Si è passati quindi a una categoria di diritti umani dotati di garanzia internazionale penale, la cui violazione può implicare la responsabilità penale degli individui che hanno commesso il fatto davanti a una corte internazionale istituita a complemento o in sostituzione della giurisdizione statale. Questi crimini sono di quattro tipi: il genocidio, i crimini contro l'umanità , i crimini di guerra, il crimine di aggressione. Viene sancito quindi una volta per tutte il principio affermato a Norimberga che esistano dei crimini indipendenti dalla legislazione particolare, ma appunto contro l'umanità .
E' precisamente per questo tipo di crimini (come la tortura, il genocidio, lo stupro etnico) che non può sussistere nessuna impunità per capi di governo, ministri o ambasciatori. Il principio è contenuto nell'articolo 27 dello Statuto del Tribunale Internazionale Permanente: " 1. Il presente Statuto si applica a tutti in modo uguale senza qualsivoglia distinzione basata sulla qualifica ufficiale. In modo particolare la qualifica ufficiale di capo di Stato o di governo, di membro di un governo o di un parlamento, di rappresentante eletto o di agente di uno Stato non esonera in alcun caso una persona dalla sua responsabilità penale per quanto concerne il presente Statuto e non costituisce in quanto tale motivo di riduzione della pena. 2. Le immunità o regole di procedura speciale eventualmente inerenti alla qualifica ufficiale di una persona in forza del diritto interno o del diritto internazionale non vietano alla Corte di esercitare la sua competenza nei confronti di questa persona".
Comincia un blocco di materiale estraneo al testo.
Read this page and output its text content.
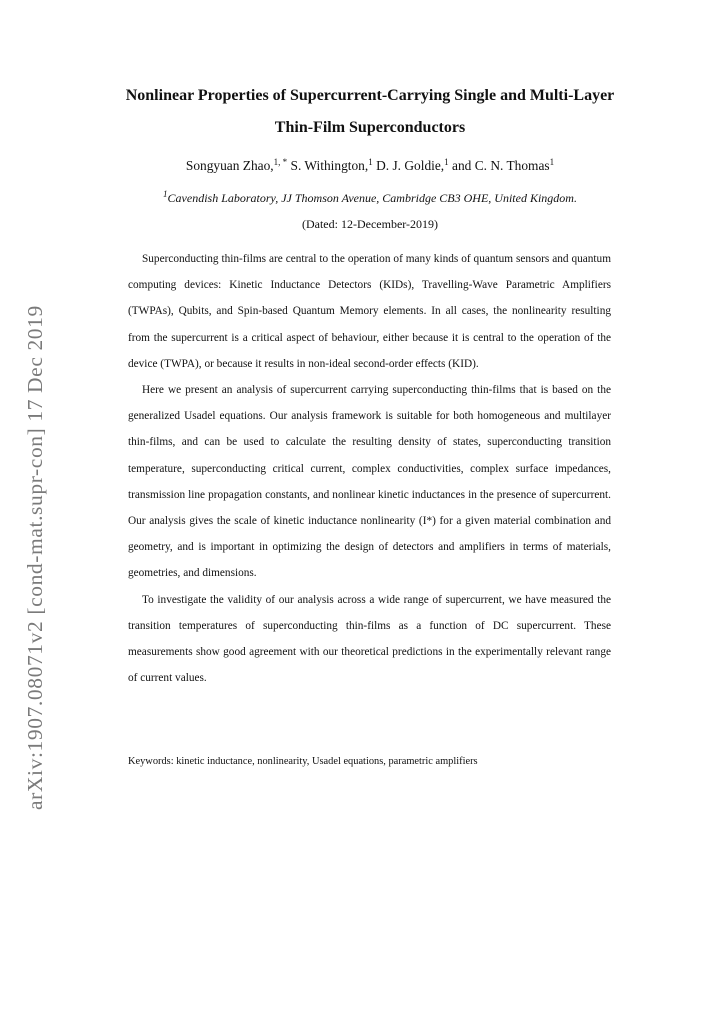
arXiv:1907.08071v2 [cond-mat.supr-con] 17 Dec 2019
Nonlinear Properties of Supercurrent-Carrying Single and Multi-Layer
Thin-Film Superconductors
Songyuan Zhao,$^{1, *}$ S. Withington,$^1$ D. J. Goldie,$^1$ and C. N. Thomas$^1$
$^1$Cavendish Laboratory, JJ Thomson Avenue, Cambridge CB3 OHE, United Kingdom.
(Dated: 12-December-2019)

Superconducting thin-films are central to the operation of many kinds of quantum sensors and quantum computing devices: Kinetic Inductance Detectors (KIDs), Travelling-Wave Parametric Amplifiers (TWPAs), Qubits, and Spin-based Quantum Memory elements. In all cases, the nonlinearity resulting from the supercurrent is a critical aspect of behaviour, either because it is central to the operation of the device (TWPA), or because it results in non-ideal second-order effects (KID).

Here we present an analysis of supercurrent carrying superconducting thin-films that is based on the generalized Usadel equations. Our analysis framework is suitable for both homogeneous and multilayer thin-films, and can be used to calculate the resulting density of states, superconducting transition temperature, superconducting critical current, complex conductivities, complex surface impedances, transmission line propagation constants, and nonlinear kinetic inductances in the presence of supercurrent. Our analysis gives the scale of kinetic inductance nonlinearity (I*) for a given material combination and geometry, and is important in optimizing the design of detectors and amplifiers in terms of materials, geometries, and dimensions.

To investigate the validity of our analysis across a wide range of supercurrent, we have measured the transition temperatures of superconducting thin-films as a function of DC supercurrent. These measurements show good agreement with our theoretical predictions in the experimentally relevant range of current values.

Keywords: kinetic inductance, nonlinearity, Usadel equations, parametric amplifiers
Un principio di questo genere ci condurrebbe infine alla legalizzazione del tirannicidio sulle orme di John Cooke o di Robespierre. E in un certo senso questo accade, quando lo Statuto nell'art. 80 non vieta contro questi gravi crimini di comminare altri tipi di pene previste dal diritto interno degli Stati (ad esempio quella di morte). Ma questo documento firmato nella terra di Beccaria prende atto che nei sistemi moderni la pena più grave è l'ergastolo, e questa è la massima pena che contempla all'art. 77. Questa rimane la strada battuta dalla diplomazia italiana anche nel recente percorso all'Onu culminato a dicembre 2007 col documento sulla moratoria della pena di morte. Ma è sempre raccomandabile accontentarsi del "tirannicidio" simbolico del carcere a vita per personaggi del calibro di Milosevic e Saddam?